Things Japanese/Yoshiwara
Yoshiwara. When Yedo suddenly rose into splendour at the beginning of the seventeenth century, people of all classes and from all parts of the country flocked thither to seek their fortune. The courtesans were not behindhand. From Kyōto, from Nara, from Fushimi, they arrived—so the native accounts inform us—in little parties of threes and fours. But a band of some twenty or thirty from the town of Moto-Yoshiwara on the Tōkaidō were either the most numerous or the most beautiful; and so the district of Yedo where they took up their abode came to be called the Yoshiwara.[1] At first there was no official supervision of these frail ladies. They were free to ply their trade wherever they chose. But in the year 1617, on the representations of a reformer named Shōji Jin-emon, the city in general was purified, and all the libertinism in it—permitted, but regulated—was banished to one special quarter near Nihom-bashi, to which the name of Yoshiwara attached itself. This segregative system, which became general and permanent, has had at least one excellent result:—the Japanese streets at night exhibit none of those scenes of brazen-faced solicitation to vice which disgrace our Western cities. Later on, in A. D. 1656, when the metropolis had grown larger and Nihom-bashi had become its centre, the authorities caused the houses in question to be removed to their present site on the northern limit of Yedo, whence the name of Shin (i.e. New) Yoshiwara, by which the place is currently known. Foreigners often speak of "a Yoshiwara," as if the word were a generic term. It is not so. The quarters of similar character in other parts of Japan are never so called by the Japanese themselves. Such words as yūjoba and kuruwa are used to designate them.
Japanese literature is full of romantic stories in which the Yoshiwara plays a part. Generally the heroine has found her way there in obedience to the dictates of filial piety in order to support her aged parents, or else she is kidnapped by some ruffian who basely sells her for his own profit.
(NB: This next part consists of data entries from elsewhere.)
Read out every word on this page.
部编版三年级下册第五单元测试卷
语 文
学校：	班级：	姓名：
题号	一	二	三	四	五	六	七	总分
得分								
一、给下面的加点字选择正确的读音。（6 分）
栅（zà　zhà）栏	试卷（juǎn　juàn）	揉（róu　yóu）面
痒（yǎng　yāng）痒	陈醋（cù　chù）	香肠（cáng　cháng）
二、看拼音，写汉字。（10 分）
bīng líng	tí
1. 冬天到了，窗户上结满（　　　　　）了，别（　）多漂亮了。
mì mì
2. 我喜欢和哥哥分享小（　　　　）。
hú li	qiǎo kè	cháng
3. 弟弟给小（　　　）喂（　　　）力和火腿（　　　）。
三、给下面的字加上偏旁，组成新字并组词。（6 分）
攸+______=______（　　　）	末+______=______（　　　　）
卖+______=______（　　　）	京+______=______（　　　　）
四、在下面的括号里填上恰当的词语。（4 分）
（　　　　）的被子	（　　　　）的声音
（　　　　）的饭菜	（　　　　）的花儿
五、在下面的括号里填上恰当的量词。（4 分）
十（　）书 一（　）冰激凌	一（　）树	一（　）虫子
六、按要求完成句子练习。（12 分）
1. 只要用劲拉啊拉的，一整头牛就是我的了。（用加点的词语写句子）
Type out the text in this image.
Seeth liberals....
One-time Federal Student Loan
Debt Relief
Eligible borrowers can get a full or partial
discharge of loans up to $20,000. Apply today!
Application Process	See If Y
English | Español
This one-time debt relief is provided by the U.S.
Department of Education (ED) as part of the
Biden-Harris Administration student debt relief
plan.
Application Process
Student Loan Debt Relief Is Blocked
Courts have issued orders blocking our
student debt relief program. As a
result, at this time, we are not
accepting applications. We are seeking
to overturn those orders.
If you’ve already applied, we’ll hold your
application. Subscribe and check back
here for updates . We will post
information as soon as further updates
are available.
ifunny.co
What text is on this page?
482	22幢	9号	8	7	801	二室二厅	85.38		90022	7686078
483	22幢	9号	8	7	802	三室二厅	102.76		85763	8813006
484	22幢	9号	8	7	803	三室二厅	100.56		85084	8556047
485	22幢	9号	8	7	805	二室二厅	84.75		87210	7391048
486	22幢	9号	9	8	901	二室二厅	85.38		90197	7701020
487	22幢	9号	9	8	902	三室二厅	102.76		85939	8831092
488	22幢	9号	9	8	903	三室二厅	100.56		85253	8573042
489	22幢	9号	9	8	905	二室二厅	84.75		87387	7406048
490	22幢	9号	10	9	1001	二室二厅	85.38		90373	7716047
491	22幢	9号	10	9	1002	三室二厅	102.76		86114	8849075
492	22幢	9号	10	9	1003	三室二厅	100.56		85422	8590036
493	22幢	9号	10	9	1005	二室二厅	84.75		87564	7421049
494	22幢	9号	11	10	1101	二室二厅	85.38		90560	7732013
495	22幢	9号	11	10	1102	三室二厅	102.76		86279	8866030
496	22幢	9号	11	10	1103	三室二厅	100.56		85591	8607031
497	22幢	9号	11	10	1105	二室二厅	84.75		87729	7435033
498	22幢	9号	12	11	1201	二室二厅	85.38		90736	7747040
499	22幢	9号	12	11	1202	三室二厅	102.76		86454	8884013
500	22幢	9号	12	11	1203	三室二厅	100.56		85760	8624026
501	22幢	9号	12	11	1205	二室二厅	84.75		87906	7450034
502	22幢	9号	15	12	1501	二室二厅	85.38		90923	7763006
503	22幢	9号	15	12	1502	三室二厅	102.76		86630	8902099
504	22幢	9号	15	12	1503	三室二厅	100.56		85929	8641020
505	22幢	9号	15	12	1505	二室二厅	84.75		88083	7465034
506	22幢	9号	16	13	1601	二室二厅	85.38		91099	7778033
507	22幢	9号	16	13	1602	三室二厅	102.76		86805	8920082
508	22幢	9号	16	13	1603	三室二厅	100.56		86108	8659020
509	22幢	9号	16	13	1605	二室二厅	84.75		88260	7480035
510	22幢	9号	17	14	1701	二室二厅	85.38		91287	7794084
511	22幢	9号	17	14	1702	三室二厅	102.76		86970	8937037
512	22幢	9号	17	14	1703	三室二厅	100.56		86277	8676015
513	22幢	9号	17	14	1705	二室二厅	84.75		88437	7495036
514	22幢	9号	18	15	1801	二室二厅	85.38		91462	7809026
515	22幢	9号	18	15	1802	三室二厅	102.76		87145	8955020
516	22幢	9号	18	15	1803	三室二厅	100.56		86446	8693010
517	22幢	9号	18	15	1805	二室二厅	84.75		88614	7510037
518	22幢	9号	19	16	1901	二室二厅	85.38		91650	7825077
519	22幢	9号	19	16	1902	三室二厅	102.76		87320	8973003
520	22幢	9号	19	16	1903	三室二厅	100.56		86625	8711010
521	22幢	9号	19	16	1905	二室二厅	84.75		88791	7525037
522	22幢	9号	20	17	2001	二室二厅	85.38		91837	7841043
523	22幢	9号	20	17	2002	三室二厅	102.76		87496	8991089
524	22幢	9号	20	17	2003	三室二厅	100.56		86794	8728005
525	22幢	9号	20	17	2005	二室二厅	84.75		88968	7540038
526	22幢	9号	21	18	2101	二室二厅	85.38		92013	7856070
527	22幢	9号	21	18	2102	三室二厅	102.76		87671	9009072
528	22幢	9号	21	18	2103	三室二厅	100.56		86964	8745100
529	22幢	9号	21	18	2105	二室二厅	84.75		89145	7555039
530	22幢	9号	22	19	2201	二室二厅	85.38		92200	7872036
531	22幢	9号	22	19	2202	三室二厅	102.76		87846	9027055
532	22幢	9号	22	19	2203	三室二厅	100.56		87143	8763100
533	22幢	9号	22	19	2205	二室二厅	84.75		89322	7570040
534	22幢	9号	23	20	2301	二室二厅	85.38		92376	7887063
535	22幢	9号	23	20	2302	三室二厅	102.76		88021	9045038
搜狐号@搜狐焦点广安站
The story often ends by the girl emerging from a life of shame with at least her heart untainted, and by all the good people living happily ever after. It is to be feared that real life witnesses few such fortunate cases, though it is probably true that the fallen women of Japan are, as a class, much less vicious than their representatives in Western lands, being neither drunken nor foul-mouthed. On the other hand, a Japanese proverb says that a truthful courtesan is as great a miracle as a square egg.
In former times, girls could be and were regularly and legally sold into debauchery at the Yoshiwara in Yedo and at its counterparts throughout the land,—a state of things which the present enlightened government hastened to reform. Towards the close of the nineteenth century, an agitation against the whole system was begun by the missionaries, notably by the Japan branch of the Salvation Army, supported by a section of the Tōkyō press. It bore fruit in 1900, in the passing of a new law enabling any girl to free herself at once from the fetters of shame by a mere declaration of that intention to the police. Over 400 in Tōkyō alone immediately had recourse to the means of liberation thus unexpectedly provided, and before the end of the year over 1,100 had left with or without the consent of the keepers of the brothels. In fact, the rush became so great that many houses had to close their doors. When we add that a weekly medical inspection of the inmates of all such places had been introduced as early as 1874 in imitation of European ways, that each house and each separate inmate of each house is heavily taxed, and that there is severe police control over all, we have mentioned all that need here be said on a subject which could only be adequately discussed in the pages of a medical work. Those interested in this particular department of sociology will find full and curious details in The Nightless City, published anonymously at Yokohama in 1899.
- ↑ The weight of authority is in favour of this account of the origin of the name. According to others, the etymology is yoshi, "a reed," and hara, "a moor," and the designation of "reedy moor" would have been given to the locality on account of its aspect before it was built over. There is another Chinese character yoshi meaning good," "lucky;" and with this the first two syllables of the name are now usually written 吉原.